Check on your friends with cancer and/or chronic diseases. We’re not always okay. I’m two years post diagnosis, surgery, and treatment and yet every 3, 6, or 12 months I am in a doctors office getting poked, prodded, screened, or probed to ensure that the cancer has not returned or metastasized into some other organ. Decisions are always having to be made about preventative surgeries to remove organs that could be a cancer risk in the future and what that might do to my day-to-day quality of life.
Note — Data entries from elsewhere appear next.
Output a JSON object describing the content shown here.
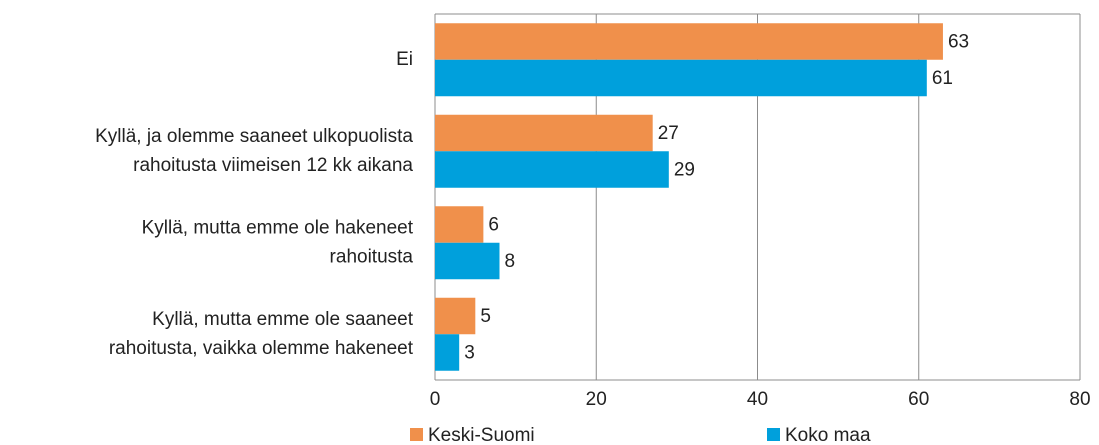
{
  "chart_data": {
    "type": "bar",
    "orientation": "horizontal",
    "categories": [
      [
        "Ei"
      ],
      [
        "Kyllä, ja olemme saaneet ulkopuolista",
        "rahoitusta viimeisen 12 kk aikana"
      ],
      [
        "Kyllä, mutta emme ole hakeneet",
        "rahoitusta"
      ],
      [
        "Kyllä, mutta emme ole saaneet",
        "rahoitusta, vaikka olemme hakeneet"
      ]
    ],
    "series": [
      {
        "name": "Keski-Suomi",
        "color": "#f0904b",
        "values": [
          63,
          27,
          6,
          5
        ]
      },
      {
        "name": "Koko maa",
        "color": "#00a0dc",
        "values": [
          61,
          29,
          8,
          3
        ]
      }
    ],
    "xlim": [
      0,
      80
    ],
    "xticks": [
      0,
      20,
      40,
      60,
      80
    ],
    "grid": true,
    "legend": "bottom"
  }
}
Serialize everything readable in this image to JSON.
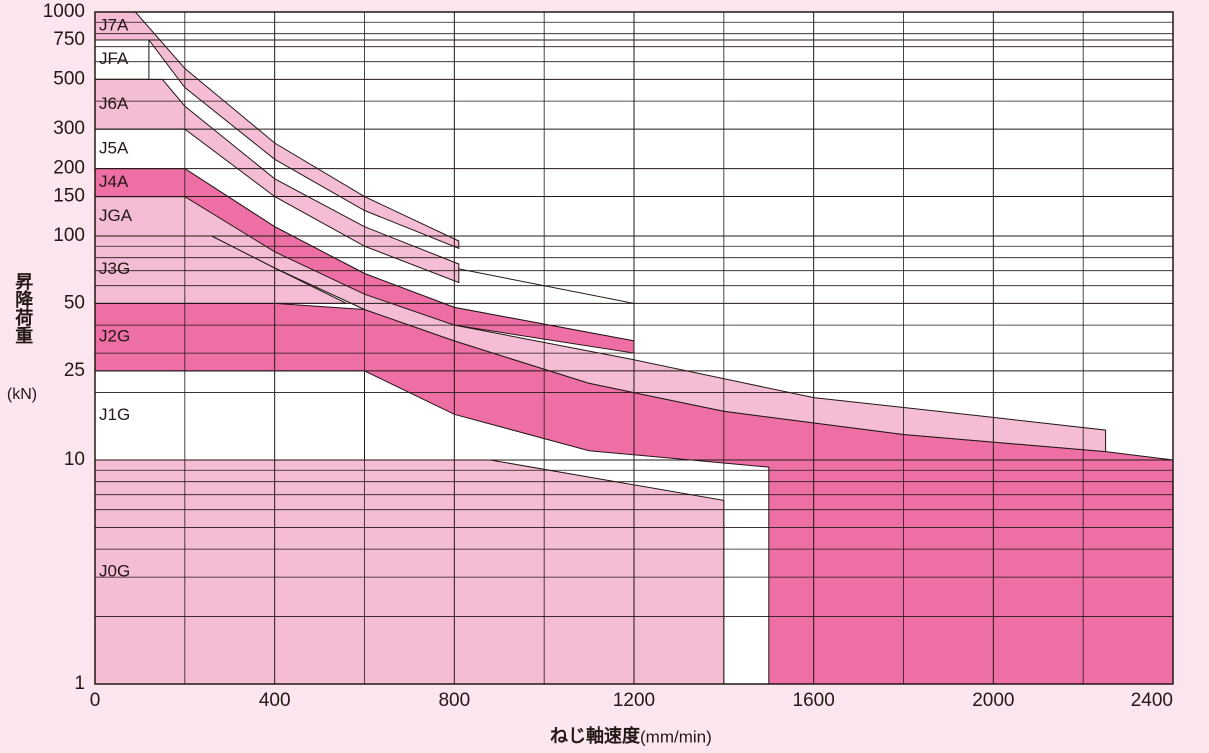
{
  "chart_data": {
    "type": "area",
    "xlabel": "ねじ軸速度",
    "xlabel_unit": "(mm/min)",
    "ylabel": "昇降荷重",
    "ylabel_unit": "(kN)",
    "xlim": [
      0,
      2400
    ],
    "xticks": [
      0,
      400,
      800,
      1200,
      1600,
      2000,
      2400
    ],
    "x_minor_ticks": [
      200,
      600,
      1000,
      1400,
      1800,
      2200
    ],
    "ylim": [
      1,
      1000
    ],
    "log_y": true,
    "yticks": [
      1,
      10,
      25,
      50,
      100,
      150,
      200,
      300,
      500,
      750,
      1000
    ],
    "y_minor_ticks": [
      2,
      3,
      4,
      5,
      6,
      7,
      8,
      9,
      20,
      30,
      40,
      60,
      70,
      80,
      90,
      400,
      600,
      700,
      800,
      900
    ],
    "grid": true,
    "series": [
      {
        "name": "J1G",
        "color": "#ffffff",
        "x": [
          0,
          0,
          600,
          600
        ],
        "values": [
          10,
          25,
          25,
          10
        ]
      },
      {
        "name": "JFA",
        "color": "#ffffff",
        "x": [
          0,
          0,
          120,
          120
        ],
        "values": [
          500,
          750,
          750,
          500
        ]
      },
      {
        "name": "J5A",
        "color": "#ffffff",
        "x": [
          0,
          0,
          200,
          400,
          600,
          800,
          1200,
          1200,
          800,
          600,
          400,
          200
        ],
        "values": [
          200,
          300,
          300,
          170,
          100,
          72,
          50,
          34,
          48,
          68,
          110,
          200
        ]
      },
      {
        "name": "J0G",
        "color": "#f4bdd5",
        "x": [
          0,
          0,
          880,
          1400,
          1400
        ],
        "values": [
          1,
          10,
          10,
          6.6,
          1
        ]
      },
      {
        "name": "J2G",
        "color": "#ee6fa5",
        "x": [
          0,
          0,
          400,
          600,
          800,
          1100,
          1400,
          1800,
          2250,
          2400,
          2400,
          1500,
          1500,
          1100,
          800,
          600
        ],
        "values": [
          25,
          50,
          50,
          47,
          34,
          22,
          16.5,
          13,
          10.9,
          10,
          1,
          1,
          9.3,
          11,
          16,
          25
        ]
      },
      {
        "name": "J3G",
        "color": "#f4bdd5",
        "x": [
          0,
          0,
          260,
          400,
          560
        ],
        "values": [
          50,
          100,
          100,
          72,
          50
        ]
      },
      {
        "name": "JGA",
        "color": "#f4bdd5",
        "x": [
          0,
          0,
          200,
          400,
          600,
          800,
          1200,
          1600,
          2000,
          2250,
          2250,
          1800,
          1400,
          1100,
          800,
          600,
          400,
          260
        ],
        "values": [
          100,
          150,
          150,
          95,
          58,
          40,
          28,
          19,
          15.5,
          13.6,
          10.9,
          13,
          16.5,
          22,
          34,
          47,
          72,
          100
        ]
      },
      {
        "name": "J4A",
        "color": "#ee6fa5",
        "x": [
          0,
          0,
          200,
          400,
          600,
          800,
          1200,
          1200,
          800,
          600,
          400,
          200
        ],
        "values": [
          150,
          200,
          200,
          110,
          68,
          48,
          34,
          30,
          40,
          55,
          85,
          150
        ]
      },
      {
        "name": "J6A",
        "color": "#f4bdd5",
        "x": [
          0,
          0,
          150,
          200,
          400,
          600,
          810,
          810,
          600,
          400,
          200
        ],
        "values": [
          300,
          500,
          500,
          380,
          180,
          110,
          75,
          62,
          90,
          150,
          300
        ]
      },
      {
        "name": "J7A",
        "color": "#f4bdd5",
        "x": [
          0,
          0,
          90,
          200,
          400,
          600,
          810,
          810,
          600,
          400,
          200,
          120
        ],
        "values": [
          750,
          1000,
          1000,
          560,
          260,
          150,
          95,
          88,
          130,
          220,
          460,
          750
        ]
      }
    ]
  }
}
There’s always something to worry about.
I do my very best to not dwell on the fact that I had cancer, and I don’t bring it up as often as I used to, but that doesn’t mean that I don’t have to think about it, and see it in the scars on my body, and deal with the side effects by way of the medicine that I’m on, every single day. It’s A LOT and it’s always going to be A LOT. Add to that the survivor’s guilt of knowing that someone next to me went through a harsher treatment regimen, or had a more invasive surgery than I did, and I’m faced with the negative self-talk of “just move on with your life” mantra. Not tonight. Tonight I’m going to sit in my feelings, acknowledge that this happened to me, and hope and pray that the results of this annual MRI are clear.
I’m Thankful to be here. I’m thankful for my family. I’m thankful that my house will be full of people, conversations, love, and food tomorrow and I don’t have to think about cancer…until my next appointment.